前回は、チェーンストアが「商品価値を高めるMD」を行うことで、生活水準を高めた「ご利益」について説明をしました。今回はなぜ、こうしたことがダイエーやイトーヨーカ堂など総合スーパー(日本型GMS)ではできなかったかです。今回も、江口大雅君(小売業への就職を希望している男子学生、大学4年生)と一緒に、 話を進めていきます。

 編集部:1980年代までは、小売業の近代化の先端にあったのは、ダイエーとイトーヨーカ堂を先頭にした日本型GMSでした。日本型GMSは、ユニクロやニトリのような商品開発は行わなかったのですか?

 吉田:行ってはいましたが、国内工場で作っていたので、価格の衝撃はなかったのです。日本型GMSは1960年代、1970年代に百貨店価格を1/2に下げる役割は果たしました。

 ここで注意が必要なのですが、米国のGMSであるシアーズやJCペニーには食品はなく、衣と住関連商品だけです。つまり、日本型GMSは日本の発明なのです。

 なお、GMSの元になっているゼネラル・マーチャンダイジングの原義は、百貨店に対抗し、価格を合理化した一般商品という意味です。シアーズが先頭でした。

日本型GMSのMDの弱点

 吉田:日本型GMSは、1960年代に家業店からの小売りの近代化として、最も早く、総合品種の大型店を展開しました。それにもかかわらず、専門分野である衣料のユニクロ、住関連のニトリのような価格のディスカウントができず、ホームセンターからも顧客を奪われました。この根底には1990年代の円高の時期に、中国の工場で格安に商品を企画開発することを少ししか行えなかったという理由があります。

日本型GMSは店舗数が少ない

 この原因は、日本型GMSの1店舗売上げは30億円から100億円と大きくても、店舗数が100~200店と少なく、1品目当たりの開発商品の販売数が少なかったからです。ユニクロが1品目で数万枚を発注していたとき、日本型GMSのそれはわずか数千枚と1/10でした。

 そして今、専門分野にもかかわらず、ユニクロは1兆円、ニトリは5000億円の年商にまでなっています。

 他方、国内の日本型GMSで売上高1位のイトーヨーカ堂は年商1兆2555億円(180店:17年3月)です。既存店売上げと顧客数は、減少傾向です。

  イトーヨーカ堂は1988年、今から29年前に、1兆円の売上げを突破しています。その後は、ショッピングセンター(SC)中心の出店とM&Aをしても、既存店の売上減があったため、企業年商の増加がほとんどありません。

 江口:20代のわれわれとって、母が買ってくれたものはほとんどがユニクロのものでした。それと、革張りのソファが、30万円以上と高かったことに驚きました。自分で服に気を遣い始めた中学生のころは、みんなも着ているのがユニクロで、別のものが欲しかったのを思い出しました。ユニクロは世界で最初に、商品価値を高める商品開発をしたのですか。

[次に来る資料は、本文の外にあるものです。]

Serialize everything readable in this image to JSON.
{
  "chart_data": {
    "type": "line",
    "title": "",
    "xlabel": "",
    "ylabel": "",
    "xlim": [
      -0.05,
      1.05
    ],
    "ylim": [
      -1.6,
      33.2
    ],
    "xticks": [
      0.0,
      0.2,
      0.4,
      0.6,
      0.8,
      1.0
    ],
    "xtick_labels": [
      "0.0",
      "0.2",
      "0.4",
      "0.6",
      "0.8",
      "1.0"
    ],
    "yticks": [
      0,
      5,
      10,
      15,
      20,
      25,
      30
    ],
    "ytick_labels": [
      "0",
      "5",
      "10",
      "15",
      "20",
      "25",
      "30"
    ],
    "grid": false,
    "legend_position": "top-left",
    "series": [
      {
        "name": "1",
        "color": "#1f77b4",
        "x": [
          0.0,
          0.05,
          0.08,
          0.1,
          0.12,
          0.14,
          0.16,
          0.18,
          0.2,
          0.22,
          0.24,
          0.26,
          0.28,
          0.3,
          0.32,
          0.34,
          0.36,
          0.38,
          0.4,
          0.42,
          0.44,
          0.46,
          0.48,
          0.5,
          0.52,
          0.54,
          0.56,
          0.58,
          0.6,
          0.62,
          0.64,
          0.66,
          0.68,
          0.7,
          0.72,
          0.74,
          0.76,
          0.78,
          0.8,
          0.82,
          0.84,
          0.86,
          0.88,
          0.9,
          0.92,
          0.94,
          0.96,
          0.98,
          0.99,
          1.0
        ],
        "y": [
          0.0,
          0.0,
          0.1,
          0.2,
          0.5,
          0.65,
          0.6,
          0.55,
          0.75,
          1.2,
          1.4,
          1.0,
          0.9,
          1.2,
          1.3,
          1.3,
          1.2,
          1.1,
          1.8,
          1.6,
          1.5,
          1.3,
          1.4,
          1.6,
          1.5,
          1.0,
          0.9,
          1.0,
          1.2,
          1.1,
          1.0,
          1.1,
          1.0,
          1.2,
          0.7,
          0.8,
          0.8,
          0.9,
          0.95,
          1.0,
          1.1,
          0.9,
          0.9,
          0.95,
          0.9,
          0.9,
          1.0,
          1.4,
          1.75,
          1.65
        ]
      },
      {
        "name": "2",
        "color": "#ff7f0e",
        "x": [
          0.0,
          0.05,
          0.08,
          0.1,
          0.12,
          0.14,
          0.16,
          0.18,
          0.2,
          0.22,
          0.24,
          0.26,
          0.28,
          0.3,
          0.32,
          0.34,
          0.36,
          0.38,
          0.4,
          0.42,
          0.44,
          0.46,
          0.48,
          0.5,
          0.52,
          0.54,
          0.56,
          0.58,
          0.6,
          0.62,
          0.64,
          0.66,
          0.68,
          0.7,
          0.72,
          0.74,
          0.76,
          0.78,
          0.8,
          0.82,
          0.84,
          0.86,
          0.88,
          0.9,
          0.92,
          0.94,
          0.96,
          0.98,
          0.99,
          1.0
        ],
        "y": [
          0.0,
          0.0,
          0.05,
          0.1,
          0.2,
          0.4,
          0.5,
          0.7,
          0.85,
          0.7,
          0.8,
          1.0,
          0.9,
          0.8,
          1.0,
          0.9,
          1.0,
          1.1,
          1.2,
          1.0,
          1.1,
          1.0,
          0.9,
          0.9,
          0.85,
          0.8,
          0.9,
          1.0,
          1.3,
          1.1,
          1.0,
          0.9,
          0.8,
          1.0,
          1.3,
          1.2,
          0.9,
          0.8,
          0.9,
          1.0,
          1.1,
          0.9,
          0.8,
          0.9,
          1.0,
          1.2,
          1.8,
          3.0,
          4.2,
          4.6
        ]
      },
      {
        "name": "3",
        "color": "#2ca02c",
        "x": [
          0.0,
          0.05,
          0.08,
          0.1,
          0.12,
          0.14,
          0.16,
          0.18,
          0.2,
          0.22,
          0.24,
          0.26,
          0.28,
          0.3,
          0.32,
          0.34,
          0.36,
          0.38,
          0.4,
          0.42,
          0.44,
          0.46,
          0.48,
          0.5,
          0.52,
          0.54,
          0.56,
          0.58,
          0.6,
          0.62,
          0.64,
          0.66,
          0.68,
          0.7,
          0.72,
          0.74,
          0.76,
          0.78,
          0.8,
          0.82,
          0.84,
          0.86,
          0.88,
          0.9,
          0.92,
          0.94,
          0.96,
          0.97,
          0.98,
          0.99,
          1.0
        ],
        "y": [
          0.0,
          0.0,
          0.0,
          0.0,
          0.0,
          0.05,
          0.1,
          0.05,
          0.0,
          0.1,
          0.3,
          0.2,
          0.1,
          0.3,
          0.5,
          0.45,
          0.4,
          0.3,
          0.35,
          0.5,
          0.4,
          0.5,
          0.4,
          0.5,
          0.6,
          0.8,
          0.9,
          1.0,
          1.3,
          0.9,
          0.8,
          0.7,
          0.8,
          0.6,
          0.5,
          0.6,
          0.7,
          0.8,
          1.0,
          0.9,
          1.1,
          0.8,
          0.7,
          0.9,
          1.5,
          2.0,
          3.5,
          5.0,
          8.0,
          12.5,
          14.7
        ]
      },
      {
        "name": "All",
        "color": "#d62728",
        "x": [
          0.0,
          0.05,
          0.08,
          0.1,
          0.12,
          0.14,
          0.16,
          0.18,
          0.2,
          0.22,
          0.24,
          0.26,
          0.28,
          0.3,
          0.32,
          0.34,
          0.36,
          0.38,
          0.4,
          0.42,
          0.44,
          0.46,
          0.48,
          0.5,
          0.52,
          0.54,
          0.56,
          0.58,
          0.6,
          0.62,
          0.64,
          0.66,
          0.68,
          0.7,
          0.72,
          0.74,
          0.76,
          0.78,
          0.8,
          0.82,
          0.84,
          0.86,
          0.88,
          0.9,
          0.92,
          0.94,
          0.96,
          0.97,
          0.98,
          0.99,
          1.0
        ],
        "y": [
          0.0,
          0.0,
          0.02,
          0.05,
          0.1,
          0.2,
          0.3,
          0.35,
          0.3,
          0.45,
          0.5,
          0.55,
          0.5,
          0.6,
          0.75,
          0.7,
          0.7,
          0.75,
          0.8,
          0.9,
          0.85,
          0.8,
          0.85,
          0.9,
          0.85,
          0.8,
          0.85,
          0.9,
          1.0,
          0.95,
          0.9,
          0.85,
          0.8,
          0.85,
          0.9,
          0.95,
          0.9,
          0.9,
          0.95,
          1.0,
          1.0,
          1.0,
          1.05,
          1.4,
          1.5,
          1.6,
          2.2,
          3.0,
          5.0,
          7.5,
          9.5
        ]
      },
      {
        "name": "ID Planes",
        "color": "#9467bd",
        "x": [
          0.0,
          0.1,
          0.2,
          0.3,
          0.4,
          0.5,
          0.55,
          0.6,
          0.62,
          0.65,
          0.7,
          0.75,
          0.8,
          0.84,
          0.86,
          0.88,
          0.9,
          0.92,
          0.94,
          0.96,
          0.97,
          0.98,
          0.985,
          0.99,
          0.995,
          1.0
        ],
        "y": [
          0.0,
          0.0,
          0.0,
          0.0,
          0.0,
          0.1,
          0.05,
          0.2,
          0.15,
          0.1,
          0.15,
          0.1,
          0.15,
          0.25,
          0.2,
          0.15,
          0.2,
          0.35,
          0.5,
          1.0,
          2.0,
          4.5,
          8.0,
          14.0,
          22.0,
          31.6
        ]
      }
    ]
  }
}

 吉田:ユニクロは、ビジネスモデルでは、米国のギャップ(GAP)の商品開発をまねしています。小売業のビジネスモデルとは、商品の調達と販売方法のことをいいます。

GAPはディスカウント型の先駆けだった

 GAPは、約50年前の1969年にサンフランシスコで1店舗目を出しています。サンフランシスコは年中、気温が20℃台で着るものの季節変化がありません。そのため、同じ商品が1年中売れるのです。これは、衣料の売れ残りを作らない1品大量調達に非常に有利です。そこで、GAPはまずGMSの半分の価格で商品を売ったのです。

 四季の変化がある地域では、同じ商品が売れるシーズンは3カ月です。全部の陳列商品を、最低でも4回は変えねばならず、売れ残りの残品はロスになります。

 こうした点を見ると、GAPは店舗立地でも戦略的だったわけです。

 GAPはシアーズやJCペニーのGMS(食品を除く、衣と住の総合品種を販売する大型店)に対抗するため、GMSよりも低い価格帯(ロワーポピュラー帯という)の衣料の開発輸入(SPA)という商品調達の方法をとりました。

 小売業はどこも、最初は1店舗です。1品当たりでは量が少ない時から、GAPは中東や南米からの開発輸入を開始したのです。

 GAPは現在、世界に約3600店あります。1店で1シーズン(3カ月)に、1品目で50枚売れても、18枚という1回の発注量になるので、十分に安く製造できるわけです。